Cancer and aging often go hand in hand, and it’s no coincidence. Both conditions stem from complex, interconnected biological processes, and one protein seems to play a central role: c-Myc, also known as Myc for short.
This protein controls many essential processes for living a long and healthy life, including DNA damage repair and cell growth.1 But for a cancer cell, Myc can be a dangerous asset, enabling it to proliferate out of control. “I think just about everybody would want to come up with some sort of drug that could inhibit Myc,” said Edward Prochownik, a geneticist at the University of Pittsburgh.
A new study published in Cell Reports and led by Prochownik shows what happens when Myc disappears.2 Prochownik’s team developed a mouse model where Myc was genetically reduced by nearly 100 percent throughout the organism’s body. This model could help researchers better understand aging and Myc’s role in cancer.
Researchers had previously tried to eliminate Myc but had been stymied by its critical role in cells. Myc is so important for early development that mice with no Myc typically died as embryos.3 In a previous study conducted at Brown University, researchers sidestepped this by only reducing Myc by 50 percent—enough to measure the effects of its absence, but not enough to kill the mice.4 The resulting mice lived longer and aged more slowly.

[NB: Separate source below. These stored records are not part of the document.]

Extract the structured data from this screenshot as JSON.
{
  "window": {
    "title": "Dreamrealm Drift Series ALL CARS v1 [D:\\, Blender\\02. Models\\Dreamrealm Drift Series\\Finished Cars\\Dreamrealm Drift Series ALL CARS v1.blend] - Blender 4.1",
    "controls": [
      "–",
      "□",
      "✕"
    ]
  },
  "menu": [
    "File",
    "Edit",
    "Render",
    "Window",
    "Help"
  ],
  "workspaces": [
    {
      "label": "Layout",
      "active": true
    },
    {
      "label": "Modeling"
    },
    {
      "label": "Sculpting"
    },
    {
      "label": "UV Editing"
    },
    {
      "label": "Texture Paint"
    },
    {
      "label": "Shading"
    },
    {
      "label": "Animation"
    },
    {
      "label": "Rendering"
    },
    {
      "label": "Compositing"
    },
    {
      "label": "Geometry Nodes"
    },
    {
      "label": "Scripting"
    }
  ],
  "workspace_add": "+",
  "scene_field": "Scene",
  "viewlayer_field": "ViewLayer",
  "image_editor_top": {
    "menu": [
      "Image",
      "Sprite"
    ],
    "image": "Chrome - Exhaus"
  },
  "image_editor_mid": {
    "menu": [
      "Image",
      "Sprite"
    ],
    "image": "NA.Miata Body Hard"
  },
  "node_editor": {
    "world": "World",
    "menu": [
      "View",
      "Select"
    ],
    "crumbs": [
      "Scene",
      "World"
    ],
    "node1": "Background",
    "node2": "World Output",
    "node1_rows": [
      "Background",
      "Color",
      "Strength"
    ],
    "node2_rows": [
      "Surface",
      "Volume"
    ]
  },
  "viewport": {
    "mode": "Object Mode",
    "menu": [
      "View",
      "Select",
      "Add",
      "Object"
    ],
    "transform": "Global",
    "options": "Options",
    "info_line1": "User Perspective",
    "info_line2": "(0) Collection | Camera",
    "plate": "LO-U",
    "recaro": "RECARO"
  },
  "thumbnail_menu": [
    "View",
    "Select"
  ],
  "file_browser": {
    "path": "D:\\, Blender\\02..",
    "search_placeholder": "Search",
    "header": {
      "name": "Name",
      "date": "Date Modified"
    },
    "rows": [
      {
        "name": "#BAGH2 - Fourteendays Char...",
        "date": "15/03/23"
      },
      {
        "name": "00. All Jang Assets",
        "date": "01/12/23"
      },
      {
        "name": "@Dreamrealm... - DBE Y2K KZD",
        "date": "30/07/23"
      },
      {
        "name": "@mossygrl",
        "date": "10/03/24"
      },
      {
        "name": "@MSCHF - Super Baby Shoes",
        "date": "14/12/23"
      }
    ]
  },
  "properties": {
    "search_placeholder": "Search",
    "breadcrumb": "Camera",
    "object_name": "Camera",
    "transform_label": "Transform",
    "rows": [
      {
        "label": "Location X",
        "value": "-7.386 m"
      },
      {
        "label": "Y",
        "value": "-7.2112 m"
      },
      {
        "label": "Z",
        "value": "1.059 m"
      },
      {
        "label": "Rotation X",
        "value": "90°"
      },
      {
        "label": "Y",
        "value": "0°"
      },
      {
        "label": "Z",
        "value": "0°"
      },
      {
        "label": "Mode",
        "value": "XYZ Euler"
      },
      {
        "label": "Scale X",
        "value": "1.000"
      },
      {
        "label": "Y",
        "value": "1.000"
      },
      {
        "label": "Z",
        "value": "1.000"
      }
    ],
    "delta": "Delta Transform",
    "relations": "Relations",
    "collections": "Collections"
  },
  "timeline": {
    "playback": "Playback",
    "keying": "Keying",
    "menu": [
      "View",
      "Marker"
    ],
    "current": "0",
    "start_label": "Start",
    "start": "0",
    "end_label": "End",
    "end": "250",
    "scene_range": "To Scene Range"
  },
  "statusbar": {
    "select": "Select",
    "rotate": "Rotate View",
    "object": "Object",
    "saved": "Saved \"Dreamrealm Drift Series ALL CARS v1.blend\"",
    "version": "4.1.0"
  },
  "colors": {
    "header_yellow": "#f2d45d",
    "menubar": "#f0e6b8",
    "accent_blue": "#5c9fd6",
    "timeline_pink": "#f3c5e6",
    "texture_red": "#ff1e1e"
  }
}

But for Prochownik, this did not fully address the question of how eliminating Myc would affect an organism. Shortly after the Brown University researchers published their study, Prochownik and his team developed a new nonlethal strategy to reduce Myc. They developed a genetic strategy that first allowed the mice to have normal levels of Myc to carry out its functions during key developmental stages. After weaning, a portion of the Myc gene was excised in the mice, which almost completely eliminated Myc protein.
To Prochownik’s surprise, the mice survived even with exceedingly low levels of Myc, but they unexpectedly showed signs of aging faster, unlike the mice in the previous study that had partial Myc loss. However, despite developing aging-related conditions such as hair loss, graying hair, and muscle mass depletion, the mice lived longer. Prochownik realized this was because without Myc, the mice were not developing cancer.
“The incidence of premature aging and the incidence of cancer always go hand in hand, and we thought you can't separate them,” Prochownik said. “Our model shows that you can divorce premature aging from the onset of cancer.”
To John Sedivy, a biologist at Brown University who led the previous Myc study but was not involved in the current experiments, the results are compelling. “This was a very creative way to add to [our previous work],” he said. “I think this is one of the best papers on Myc I've seen recently.”
Prochownik hopes to use this mouse model to disentangle the relationship between Myc and aging. His team is currently working on genetically deleting similar proteins to see if they also cause premature aging. Sedivy agreed that this model is a promising tool to understand Myc’s role in aging at different points in an organism’s development, but also emphasized the significance of the near-absence of cancer in the mice.
“The aging side is much more complicated to me, but the cancer seemed extremely clear,” Sedivy said. “Myc is really essential to drive tumor growth.”
References:
- Das SK, et al. MYC: a complex problem. Trends Cell Biol. 2023;33(3):235-246.
- Wang H, et al. Premature aging and reduced cancer incidence associated with near-complete body-wide Myc inactivation. Cell Rep. 2023;42(8):112830.
- Davis AC, et al. A null c-myc mutation causes lethality before 10.5 days of gestation in homozygotes and reduced fertility in heterozygous female mice. Genes Dev. 1993;7(4):671-82.
- Hofmann JW, et al. Reduced expression of MYC increases longevity and enhances healthspan. Cell. 2015;160(3):477-88.